Posted Tuesday 2 February 2021
Kingston University is set to share the talents and expertise of its staff and students, research expertise and specialist facilities as part of a new programme of support for businesses across South London.
BIG (Business, Innovation and Growth) in South London has been launched at a leadership summit attended by the vice-chancellors of partner universities and leaders of partner borough councils, with former Universities Minister Chris Skidmore MP as the keynote speaker.
Kingston is one of six universities involved in the pioneering programme which encourages collaboration between universities and businesses to promote economic growth, innovation and recovery in the wake of the Covid-19 pandemic.
The programme will encourage businesses to tap into the world-class research and innovation expertise, professional short courses, student and researcher business placements and access to specialist facilities at the University and partner higher education institutions. It is supported by £6 million of funding from the London Business Rates Retention Scheme.
Addressing the summit, Mr Skidmore described the programme as an exciting step change. "A step change that has the promise of strengthening not just the South London region and its economy, but your own institutions in turn," he said.
As part of the initiative, businesses can apply for a £5,000 Open Innovation Voucher, a competitive grant scheme, to work with one of the universities on a defined project, such as developing a new, or improving an existing, product.
Vice-Chancellor Professor Steven Spier, who attended the leadership summit, said Kingston University was enthusiastic about being its commitment to the programme. "The pandemic has highlighted the role that universities can play in their regions and their economies, and anything this programme can do to make it easier for business to work with universities is very welcome," said Professor Spier.
"Kingston University is incredibly proud to be involved in this ambitious and exciting initiative and we look forward to working with local businesses to help rebuild our local economy and communities," he added.
"As a university, we are well placed to support our local business community with a wealth of student and staff talent, academic and research expertise, and specialist facilities, and I urge our local businesses to make the most of what Kingston University has to offer."
The University already performs a strong civic role with a number of innovative programmes that help local business and will build on this as a partner in BIG in South London.

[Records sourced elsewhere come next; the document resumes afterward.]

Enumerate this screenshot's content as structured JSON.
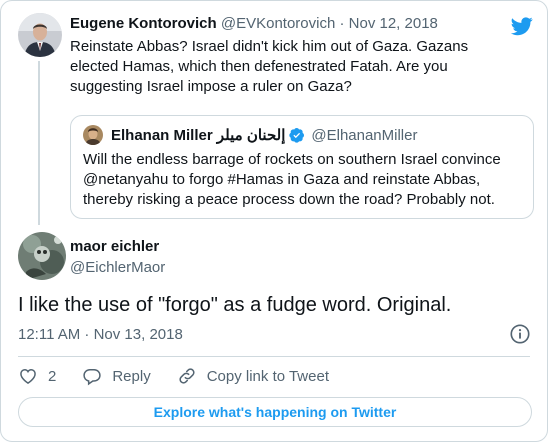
{
  "parent_tweet": {
    "name": "Eugene Kontorovich",
    "handle": "@EVKontorovich",
    "date": "Nov 12, 2018",
    "separator": " · ",
    "text": "Reinstate Abbas? Israel didn't kick him out of Gaza. Gazans elected Hamas, which then defenestrated Fatah. Are you suggesting Israel impose a ruler on Gaza?"
  },
  "quoted_tweet": {
    "name": "Elhanan Miller إلحنان ميلر",
    "handle": "@ElhananMiller",
    "text": "Will the endless barrage of rockets on southern Israel convince @netanyahu to forgo #Hamas in Gaza and reinstate Abbas, thereby risking a peace process down the road? Probably not."
  },
  "reply_tweet": {
    "name": "maor eichler",
    "handle": "@EichlerMaor",
    "text": "I like the use of \"forgo\" as a fudge word. Original.",
    "timestamp": "12:11 AM · Nov 13, 2018"
  },
  "actions": {
    "like_count": "2",
    "reply_label": "Reply",
    "copy_label": "Copy link to Tweet"
  },
  "explore_label": "Explore what's happening on Twitter",
  "colors": {
    "accent": "#1d9bf0",
    "text": "#0f1419",
    "muted": "#536471",
    "border": "#cfd9de"
  },
  "icons": [
    "twitter-bird-icon",
    "verified-badge-icon",
    "info-icon",
    "heart-icon",
    "reply-icon",
    "link-icon"
  ]
}
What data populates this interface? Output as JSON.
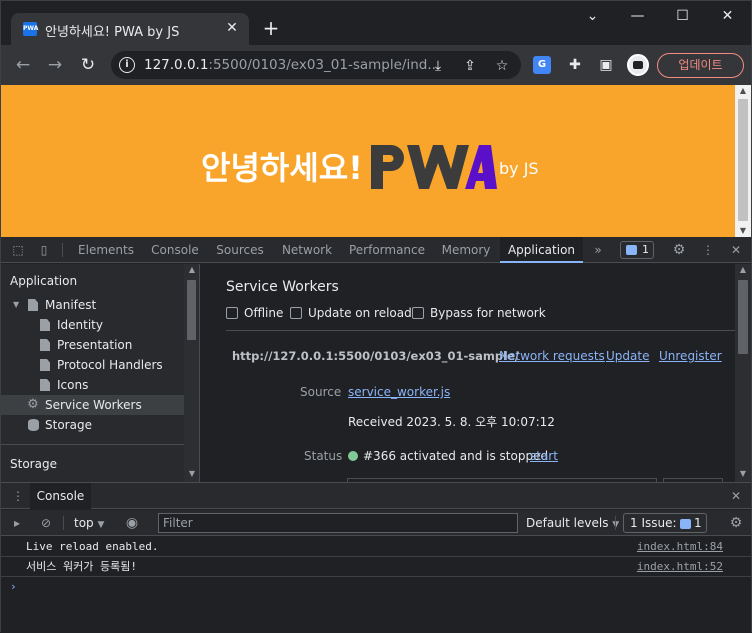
{
  "browser": {
    "tab_title": "안녕하세요! PWA by JS",
    "favicon_text": "PWA",
    "url_host": "127.0.0.1",
    "url_rest": ":5500/0103/ex03_01-sample/ind...",
    "update_label": "업데이트"
  },
  "page": {
    "hero": "안녕하세요!",
    "logo": "PWA",
    "byline": "by JS",
    "background": "#f9a52b"
  },
  "devtools": {
    "tabs": [
      "Elements",
      "Console",
      "Sources",
      "Network",
      "Performance",
      "Memory",
      "Application"
    ],
    "active_tab": "Application",
    "issue_count": "1",
    "sidebar": {
      "section1": "Application",
      "manifest": "Manifest",
      "manifest_children": [
        "Identity",
        "Presentation",
        "Protocol Handlers",
        "Icons"
      ],
      "service_workers": "Service Workers",
      "storage_item": "Storage",
      "section2": "Storage"
    },
    "sw": {
      "title": "Service Workers",
      "opt_offline": "Offline",
      "opt_update": "Update on reload",
      "opt_bypass": "Bypass for network",
      "scope": "http://127.0.0.1:5500/0103/ex03_01-sample/",
      "link_network": "Network requests",
      "link_update": "Update",
      "link_unregister": "Unregister",
      "source_label": "Source",
      "source_file": "service_worker.js",
      "received": "Received 2023. 5. 8. 오후 10:07:12",
      "status_label": "Status",
      "status_text": "#366 activated and is stopped",
      "start_link": "start"
    }
  },
  "console": {
    "tab": "Console",
    "context": "top",
    "filter_placeholder": "Filter",
    "levels": "Default levels",
    "issues_label": "1 Issue:",
    "issues_count": "1",
    "rows": [
      {
        "msg": "Live reload enabled.",
        "src": "index.html:84"
      },
      {
        "msg": "서비스 워커가 등록됨!",
        "src": "index.html:52"
      }
    ],
    "prompt": "›"
  }
}
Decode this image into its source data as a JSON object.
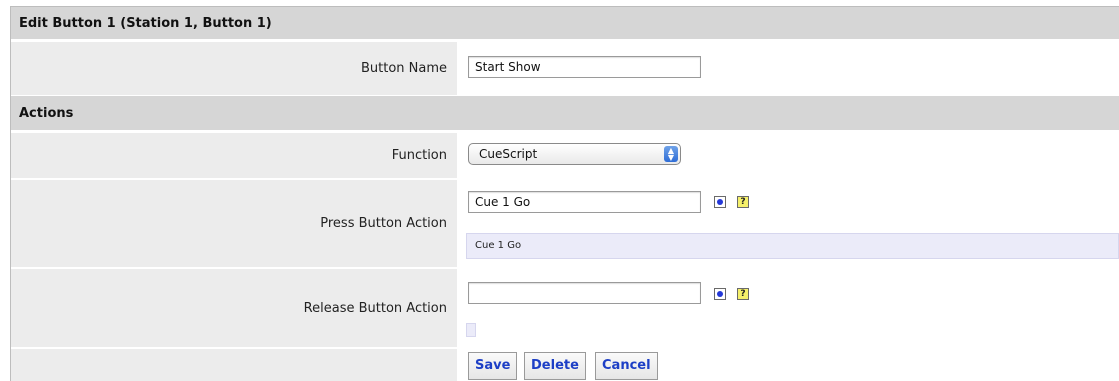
{
  "edit_header": {
    "title": "Edit Button 1 (Station 1, Button 1)"
  },
  "button_name": {
    "label": "Button Name",
    "value": "Start Show"
  },
  "actions_header": {
    "title": "Actions"
  },
  "function": {
    "label": "Function",
    "selected": "CueScript"
  },
  "press_action": {
    "label": "Press Button Action",
    "value": "Cue 1 Go",
    "preview": "Cue 1 Go"
  },
  "release_action": {
    "label": "Release Button Action",
    "value": "",
    "preview": ""
  },
  "buttons": {
    "save": "Save",
    "delete": "Delete",
    "cancel": "Cancel"
  },
  "icons": {
    "pick": "cue-picker-icon",
    "help": "help-icon",
    "help_glyph": "?"
  }
}
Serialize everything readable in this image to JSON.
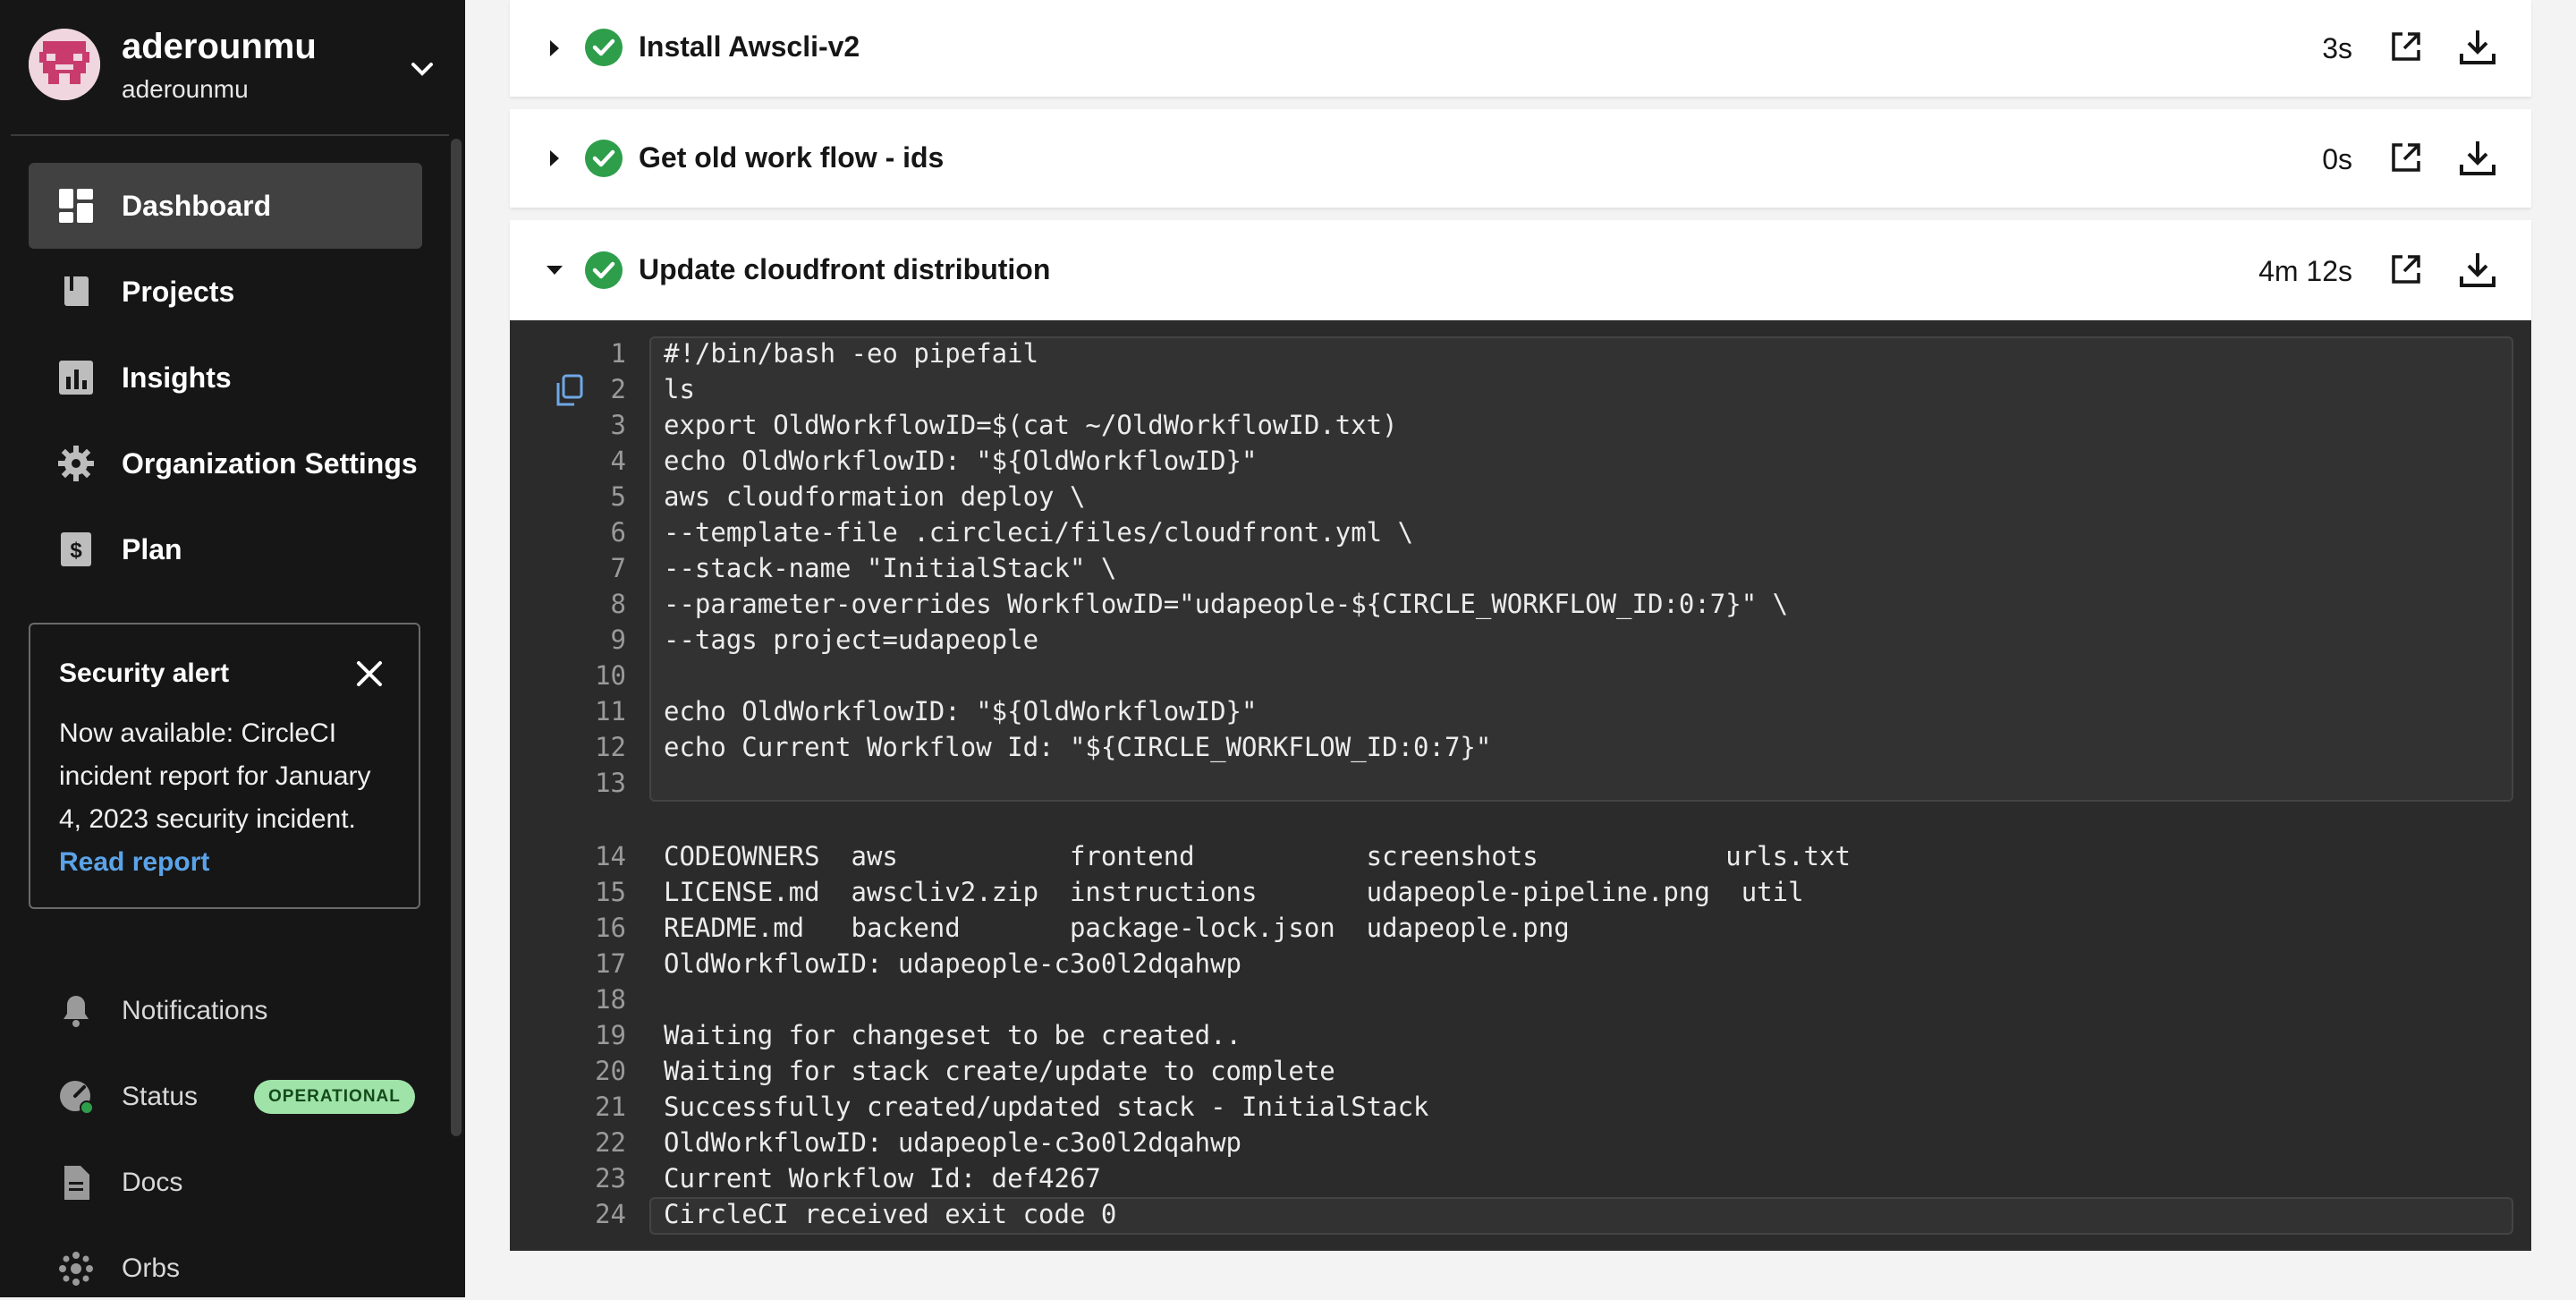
{
  "user": {
    "name": "aderounmu",
    "org": "aderounmu"
  },
  "nav": [
    {
      "label": "Dashboard",
      "icon": "dashboard-icon"
    },
    {
      "label": "Projects",
      "icon": "book-icon"
    },
    {
      "label": "Insights",
      "icon": "bar-chart-icon"
    },
    {
      "label": "Organization Settings",
      "icon": "gear-icon"
    },
    {
      "label": "Plan",
      "icon": "dollar-icon"
    }
  ],
  "alert": {
    "title": "Security alert",
    "body": "Now available: CircleCI incident report for January 4, 2023 security incident.",
    "link": "Read report"
  },
  "bottom_nav": [
    {
      "label": "Notifications",
      "icon": "bell-icon"
    },
    {
      "label": "Status",
      "icon": "status-gauge-icon",
      "badge": "OPERATIONAL"
    },
    {
      "label": "Docs",
      "icon": "document-icon"
    },
    {
      "label": "Orbs",
      "icon": "orbs-icon"
    }
  ],
  "steps": [
    {
      "title": "Install Awscli-v2",
      "time": "3s",
      "expanded": false
    },
    {
      "title": "Get old work flow - ids",
      "time": "0s",
      "expanded": false
    },
    {
      "title": "Update cloudfront distribution",
      "time": "4m 12s",
      "expanded": true
    }
  ],
  "log_lines": [
    {
      "n": "1",
      "t": "#!/bin/bash -eo pipefail"
    },
    {
      "n": "2",
      "t": "ls"
    },
    {
      "n": "3",
      "t": "export OldWorkflowID=$(cat ~/OldWorkflowID.txt)"
    },
    {
      "n": "4",
      "t": "echo OldWorkflowID: \"${OldWorkflowID}\""
    },
    {
      "n": "5",
      "t": "aws cloudformation deploy \\"
    },
    {
      "n": "6",
      "t": "--template-file .circleci/files/cloudfront.yml \\"
    },
    {
      "n": "7",
      "t": "--stack-name \"InitialStack\" \\"
    },
    {
      "n": "8",
      "t": "--parameter-overrides WorkflowID=\"udapeople-${CIRCLE_WORKFLOW_ID:0:7}\" \\"
    },
    {
      "n": "9",
      "t": "--tags project=udapeople"
    },
    {
      "n": "10",
      "t": ""
    },
    {
      "n": "11",
      "t": "echo OldWorkflowID: \"${OldWorkflowID}\""
    },
    {
      "n": "12",
      "t": "echo Current Workflow Id: \"${CIRCLE_WORKFLOW_ID:0:7}\""
    },
    {
      "n": "13",
      "t": ""
    },
    {
      "n": "14",
      "t": "CODEOWNERS  aws           frontend           screenshots            urls.txt"
    },
    {
      "n": "15",
      "t": "LICENSE.md  awscliv2.zip  instructions       udapeople-pipeline.png  util"
    },
    {
      "n": "16",
      "t": "README.md   backend       package-lock.json  udapeople.png"
    },
    {
      "n": "17",
      "t": "OldWorkflowID: udapeople-c3o0l2dqahwp"
    },
    {
      "n": "18",
      "t": ""
    },
    {
      "n": "19",
      "t": "Waiting for changeset to be created.."
    },
    {
      "n": "20",
      "t": "Waiting for stack create/update to complete"
    },
    {
      "n": "21",
      "t": "Successfully created/updated stack - InitialStack"
    },
    {
      "n": "22",
      "t": "OldWorkflowID: udapeople-c3o0l2dqahwp"
    },
    {
      "n": "23",
      "t": "Current Workflow Id: def4267"
    },
    {
      "n": "24",
      "t": "CircleCI received exit code 0"
    }
  ],
  "colors": {
    "sidebar_bg": "#161616",
    "success": "#2e9e4b",
    "badge_bg": "#9fe3a8",
    "link": "#5aa3e8",
    "terminal_bg": "#2b2b2b"
  }
}
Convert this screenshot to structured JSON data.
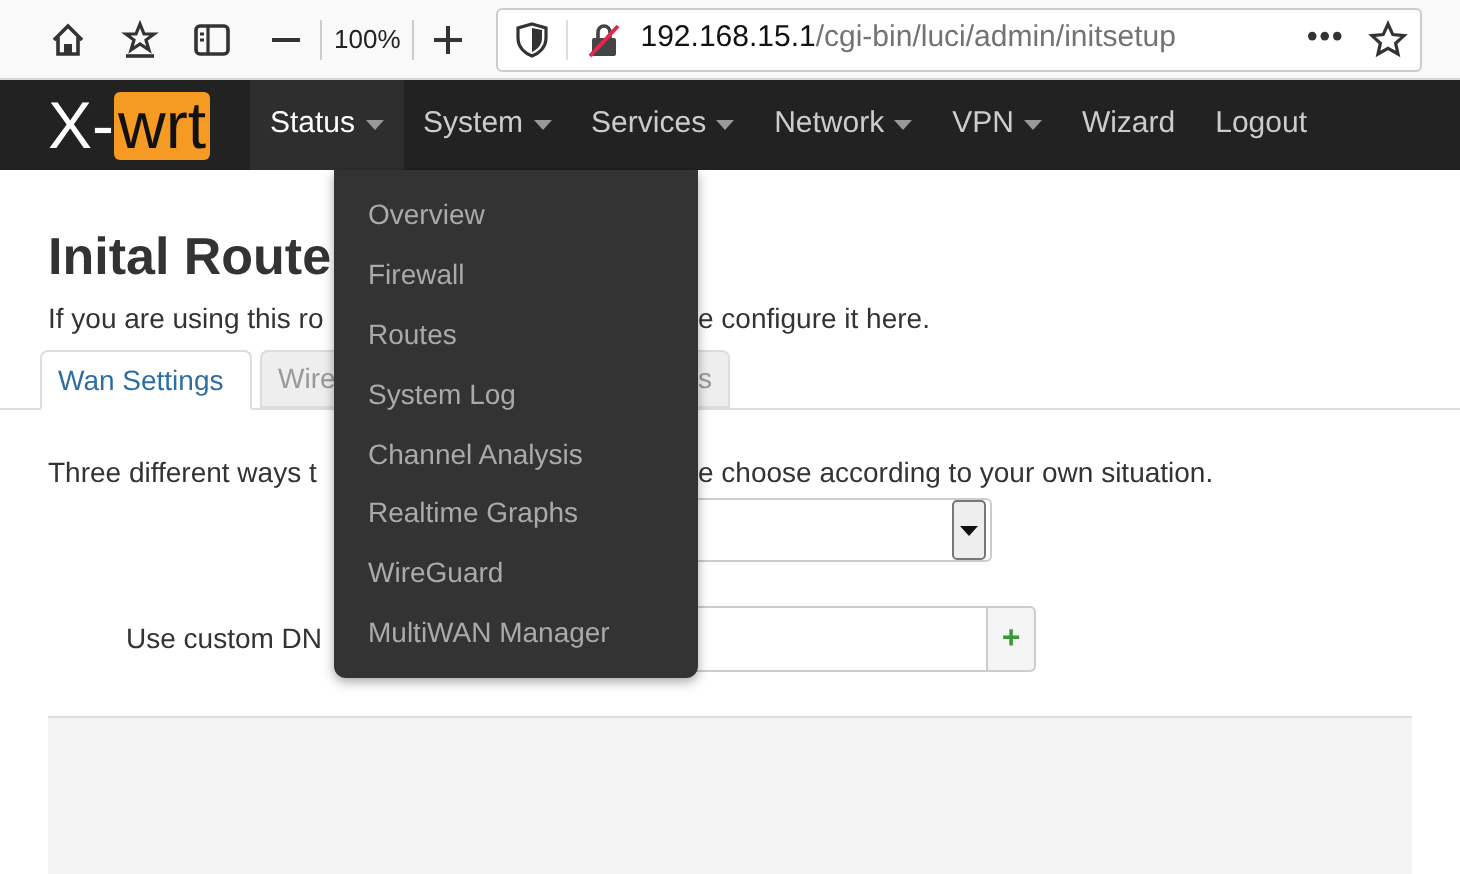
{
  "browser": {
    "zoom": "100%",
    "url_host": "192.168.15.1",
    "url_path": "/cgi-bin/luci/admin/initsetup",
    "more": "•••"
  },
  "nav": {
    "logo_left": "X-",
    "logo_right": "wrt",
    "items": [
      {
        "label": "Status",
        "dropdown": true,
        "selected": true
      },
      {
        "label": "System",
        "dropdown": true,
        "selected": false
      },
      {
        "label": "Services",
        "dropdown": true,
        "selected": false
      },
      {
        "label": "Network",
        "dropdown": true,
        "selected": false
      },
      {
        "label": "VPN",
        "dropdown": true,
        "selected": false
      },
      {
        "label": "Wizard",
        "dropdown": false,
        "selected": false
      },
      {
        "label": "Logout",
        "dropdown": false,
        "selected": false
      }
    ]
  },
  "menu": [
    "Overview",
    "Firewall",
    "Routes",
    "System Log",
    "Channel Analysis",
    "Realtime Graphs",
    "WireGuard",
    "MultiWAN Manager"
  ],
  "page": {
    "title": "Inital Route",
    "intro_left": "If you are using this ro",
    "intro_right": "e configure it here.",
    "tabs": [
      {
        "label": "Wan Settings",
        "selected": true
      },
      {
        "label": "Wire",
        "selected": false
      },
      {
        "label": "s",
        "selected": false
      }
    ],
    "hint_left": "Three different ways t",
    "hint_right": "e choose according to your own situation.",
    "dns_label": "Use custom DN",
    "add": "+"
  }
}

The University was instrumental in developing the BIG programme and is working in partnership with the Royal Borough of Kingston upon Thames to develop a borough-specific programme aligned to the council's economic and regeneration priorities. As well as a collaborative partnership with all boroughs in south London, the University has an especially strong relationship with its home borough, exemplified through its work on re-imagining the town centre and its response to the Covid-19 pandemic.
The launch of Big in South London was announced at the leadership summit by Councillor Gareth Roberts, leader of Richmond Council and chair of the South London Partnership, a sub-regional collaboration of five London boroughs – Croydon, Kingston upon Thames, Merton, Richmond upon Thames, and Sutton.
The six universities involved in the BIG programme are Kingston University, Roehampton University, Wimbledon College of Arts, St Mary's University, London South Bank University and Sussex Innovation Centre.